Their 168 Hour Tale
In order to serve the VIPs coming from all over the world for the 2nd Annual Commemoration of the WARP Summit, 273 drivers and cars were mobilized for volunteer service. In addition to these hidden heroes, 80 dedicated members worked in the situation room and assisted the process all the way from the beginning to the end.
Due to the hidden efforts of these professional peace drivers, the 800 peace messengers were able to move around from place to place without a single accident. Mr. Nam Hyo Guk, one of the peace drivers, told the story of “the 168 hours and 37,320 miles from preparation to the end of the event”.

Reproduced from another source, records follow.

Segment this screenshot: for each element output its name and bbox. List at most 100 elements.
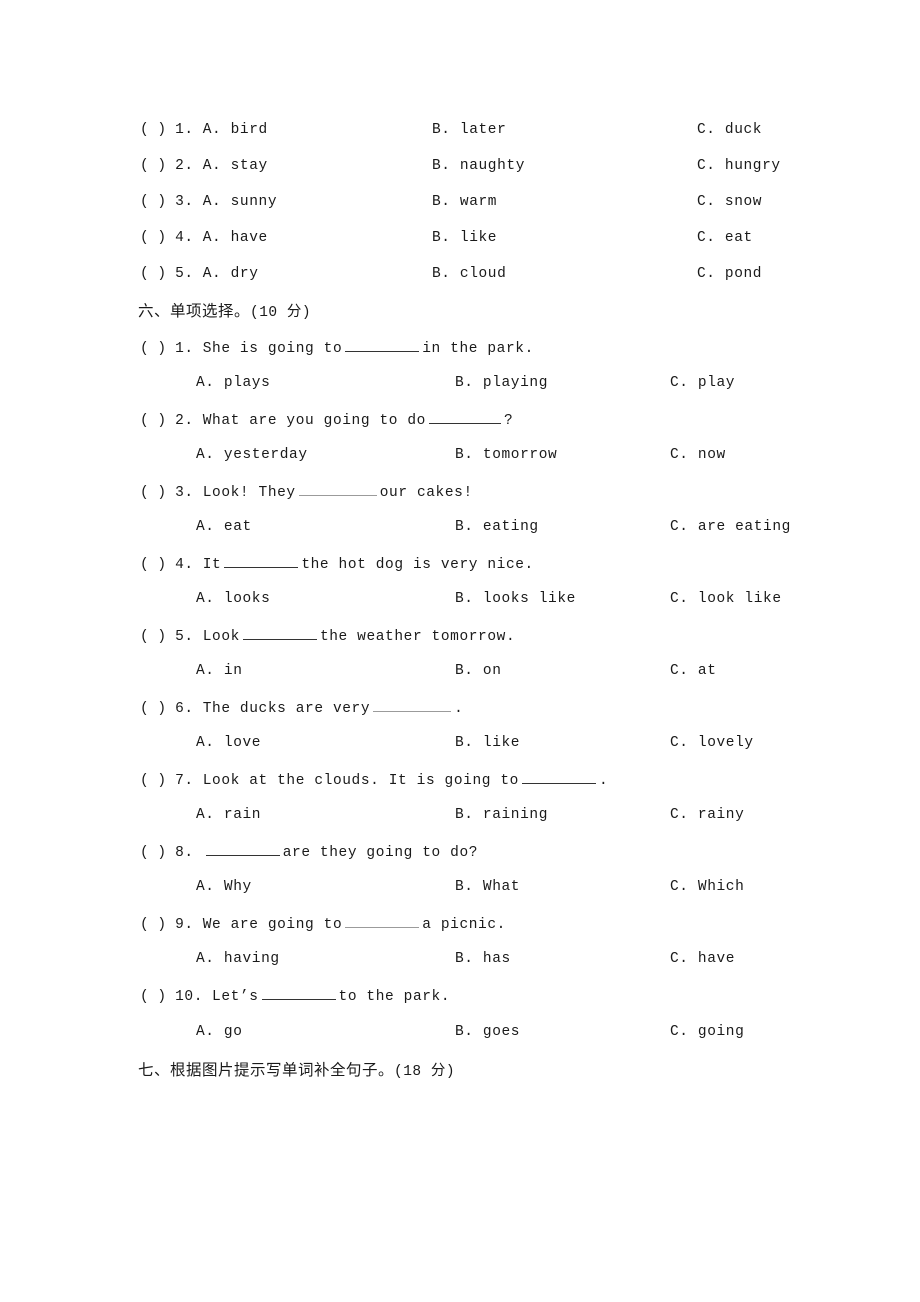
question-number: 5.: [175, 266, 194, 282]
option-b[interactable]: B. What: [455, 878, 520, 896]
question-stem-after: the weather tomorrow.: [319, 629, 516, 645]
answer-bracket[interactable]: ( ): [140, 413, 166, 429]
question-stem-after: in the park.: [422, 341, 534, 357]
section-seven-heading: 七、根据图片提示写单词补全句子。(18 分): [138, 1060, 455, 1082]
option-b[interactable]: B. playing: [455, 374, 548, 392]
question-number: 4.: [175, 230, 194, 246]
question-stem-before: Look at the clouds. It is going to: [202, 773, 519, 789]
answer-bracket[interactable]: ( ): [140, 557, 166, 573]
question-number: 5.: [175, 629, 194, 645]
answer-bracket[interactable]: ( ): [140, 917, 166, 933]
option-c[interactable]: C. now: [670, 446, 726, 464]
fill-in-blank[interactable]: [205, 842, 280, 856]
fill-in-blank[interactable]: [224, 554, 299, 568]
option-c[interactable]: C. pond: [697, 265, 762, 283]
option-c[interactable]: C. rainy: [670, 806, 744, 824]
fill-in-blank[interactable]: [298, 482, 377, 496]
answer-bracket[interactable]: ( ): [140, 230, 166, 246]
option-a[interactable]: A. in: [196, 662, 243, 680]
question-row: ( ) 5. A. dry: [140, 265, 259, 283]
answer-bracket[interactable]: ( ): [140, 485, 166, 501]
question-row: ( ) 3. A. sunny: [140, 193, 277, 211]
section-seven-heading-text: 七、根据图片提示写单词补全句子。: [138, 1061, 395, 1079]
question-number: 1.: [175, 122, 194, 138]
answer-bracket[interactable]: ( ): [140, 194, 166, 210]
option-c[interactable]: C. at: [670, 662, 717, 680]
option-a[interactable]: A. rain: [196, 806, 261, 824]
option-c[interactable]: C. hungry: [697, 157, 781, 175]
option-b[interactable]: B. looks like: [455, 590, 576, 608]
question-stem-after: are they going to do?: [282, 845, 479, 861]
section-six-heading: 六、单项选择。(10 分): [138, 301, 311, 323]
option-b[interactable]: B. naughty: [432, 157, 525, 175]
question-number: 3.: [175, 194, 194, 210]
option-a[interactable]: A. sunny: [203, 194, 277, 210]
fill-in-blank[interactable]: [261, 986, 336, 1000]
option-c[interactable]: C. eat: [697, 229, 753, 247]
question-row: ( ) 6. The ducks are very.: [140, 698, 463, 718]
option-b[interactable]: B. goes: [455, 1023, 520, 1041]
fill-in-blank[interactable]: [521, 770, 596, 784]
question-stem-after: our cakes!: [379, 485, 473, 501]
option-a[interactable]: A. have: [203, 230, 268, 246]
answer-bracket[interactable]: ( ): [140, 701, 166, 717]
option-c[interactable]: C. snow: [697, 193, 762, 211]
option-c[interactable]: C. going: [670, 1023, 744, 1041]
option-b[interactable]: B. like: [432, 229, 497, 247]
option-c[interactable]: C. are eating: [670, 518, 791, 536]
option-a[interactable]: A. dry: [203, 266, 259, 282]
option-c[interactable]: C. lovely: [670, 734, 754, 752]
question-row: ( ) 10. Let’s to the park.: [140, 986, 450, 1006]
question-row: ( ) 2. What are you going to do?: [140, 410, 513, 430]
answer-bracket[interactable]: ( ): [140, 845, 166, 861]
option-a[interactable]: A. bird: [203, 122, 268, 138]
option-b[interactable]: B. warm: [432, 193, 497, 211]
answer-bracket[interactable]: ( ): [140, 989, 166, 1005]
question-row: ( ) 1. She is going to in the park.: [140, 338, 534, 358]
option-b[interactable]: B. cloud: [432, 265, 506, 283]
question-stem-after: ?: [503, 413, 514, 429]
option-b[interactable]: B. like: [455, 734, 520, 752]
option-b[interactable]: B. on: [455, 662, 502, 680]
option-a[interactable]: A. yesterday: [196, 446, 308, 464]
question-stem-before: What are you going to do: [202, 413, 426, 429]
question-stem-after: to the park.: [338, 989, 451, 1005]
answer-bracket[interactable]: ( ): [140, 158, 166, 174]
answer-bracket[interactable]: ( ): [140, 773, 166, 789]
option-c[interactable]: C. duck: [697, 121, 762, 139]
question-number: 7.: [175, 773, 194, 789]
fill-in-blank[interactable]: [345, 914, 420, 928]
option-a[interactable]: A. having: [196, 950, 280, 968]
option-a[interactable]: A. plays: [196, 374, 270, 392]
option-c[interactable]: C. look like: [670, 590, 782, 608]
fill-in-blank[interactable]: [242, 626, 317, 640]
fill-in-blank[interactable]: [428, 410, 501, 424]
fill-in-blank[interactable]: [373, 698, 452, 712]
answer-bracket[interactable]: ( ): [140, 629, 166, 645]
option-a[interactable]: A. love: [196, 734, 261, 752]
question-number: 2.: [175, 158, 194, 174]
worksheet-page: ( ) 1. A. bird B. later C. duck ( ) 2. A. st…: [0, 0, 920, 1302]
option-b[interactable]: B. eating: [455, 518, 539, 536]
question-stem-after: .: [454, 701, 464, 717]
option-a[interactable]: A. stay: [203, 158, 268, 174]
option-a[interactable]: A. go: [196, 1023, 243, 1041]
answer-bracket[interactable]: ( ): [140, 266, 166, 282]
option-c[interactable]: C. play: [670, 374, 735, 392]
option-c[interactable]: C. Which: [670, 878, 744, 896]
question-row: ( ) 5. Look the weather tomorrow.: [140, 626, 515, 646]
question-number: 4.: [175, 557, 194, 573]
answer-bracket[interactable]: ( ): [140, 122, 166, 138]
option-b[interactable]: B. has: [455, 950, 511, 968]
option-a[interactable]: A. looks: [196, 590, 270, 608]
option-a[interactable]: A. Why: [196, 878, 252, 896]
question-row: ( ) 7. Look at the clouds. It is going to.: [140, 770, 608, 790]
option-b[interactable]: B. tomorrow: [455, 446, 557, 464]
fill-in-blank[interactable]: [345, 338, 420, 352]
option-b[interactable]: B. raining: [455, 806, 548, 824]
option-c[interactable]: C. have: [670, 950, 735, 968]
option-a[interactable]: A. eat: [196, 518, 252, 536]
question-stem-before: She is going to: [202, 341, 343, 357]
option-b[interactable]: B. later: [432, 121, 506, 139]
answer-bracket[interactable]: ( ): [140, 341, 166, 357]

The Interview – A Preliminary Test for each Peace Driver
The 15th of July 2016 was the day to participate in the interview to become a Peace Driver. Even though it was not some type of university entrance exam, the feeling was similar because I was so nervous that both my arms and legs felt numb. I heard that there were over 700 applicants taking the interview to become a Peace Driver for the 2nd Annual Commemoration Ceremony.
The applicant sitting next to me said he came from Busan, which is 400km away from Seoul, and had taken a bus the day before and stayed overnight. I carefully asked him about his motive for applying for this service. He replied, “I was lucky enough to witness the WARP Summit in 2014 as a Peace Driver. Those individuals from the global community who were trying to achieve peace truly moved my heart. I decided to help them in my own way: through driving. So, I want to take on this duty once more.”
After the oral interview, those who passed were required to take the driving test. Its purpose was to evaluate drivers’ reactions in the case of various emergency situations. Personally, I was surprised at the detailed assessment since they were checking for “decent first impression, superior driving habits, manners, traffic law-observance, ventilation, and more”. Even though I have 20 years of driving experience, such a tough evaluation system made me consider my application more seriously. However, the real surprise was yet to come.
Peace Automobile Service Center – a Thorough Service by Qualified Car Mechanics
I was extremely surprised by the car mechanic teams. The place was called the Peace Automobile Service Center. Here there were skilled and qualified mechanics who checked and upgraded every single car to ensure its stability and safety. I have been participating in various, international-level driving services, but this was the first time I saw mechanic teams who were not just recruited to show off, but rather professional ones who were always on standby as a precaution for any emergency cases.
“I’m Here” - When IT met Peace
I thought driving safely was all that I had to consider, but then I was given a strange looking app called “I’m Here”, which had a unique backstory. Three months before the event, a group of cellphone developers created an app to locate drivers easily, contact them quickly, and organize the entire driving system smoothly; to put it simply, it was a mixture of a walkie talkie and a GPS.
Since HWPL holds various grand-scale, international-level events, it seemed that HWPL had reached a point where it could effectively utilize IT to raise the efficiency of its procedures. I was thrilled to discover how all these experts, from drivers to IT developers, could work together for one common purpose, creating one huge, infallible system.
September 16th to 19th:
From Arrival to Departure, Doing the Best I can
It began at Incheon International Airport. Due to unstable weather conditions and horrible turbulence, the guests’ arrival times were mostly postponed, which raised the anxiety of the waiting crews even more.
Even when uneasiness was at its peak, the perfectly prepared manuals, monitoring, and systems did not allow for any mistakes, including leaving guests behind. I was able to find my guest easily and drove him to hotel safely. It was a good start.
For four days, including the day before the event started and the day after the event was over, every driver and mechanic managed their tension by helping and supporting each other. With a record of no accidents for the entire 168 hours, our mission was successfully accomplished. To me, these were the “Hidden Heroes” working diligently behind the scenes.
The Spirit of “We can do it”
I personally believe that world peace cannot be accomplished by the effort of a single person. However, for those four days, I saw hundreds of HWPL volunteers performing at their best within their own fields, just for the sake of building peace. It gave me the confidence to believe that if the entire global community followed such a path, nothing would be impossible. I am a Peace Driver for the 2nd Annual Commemoration of the WARP Summit.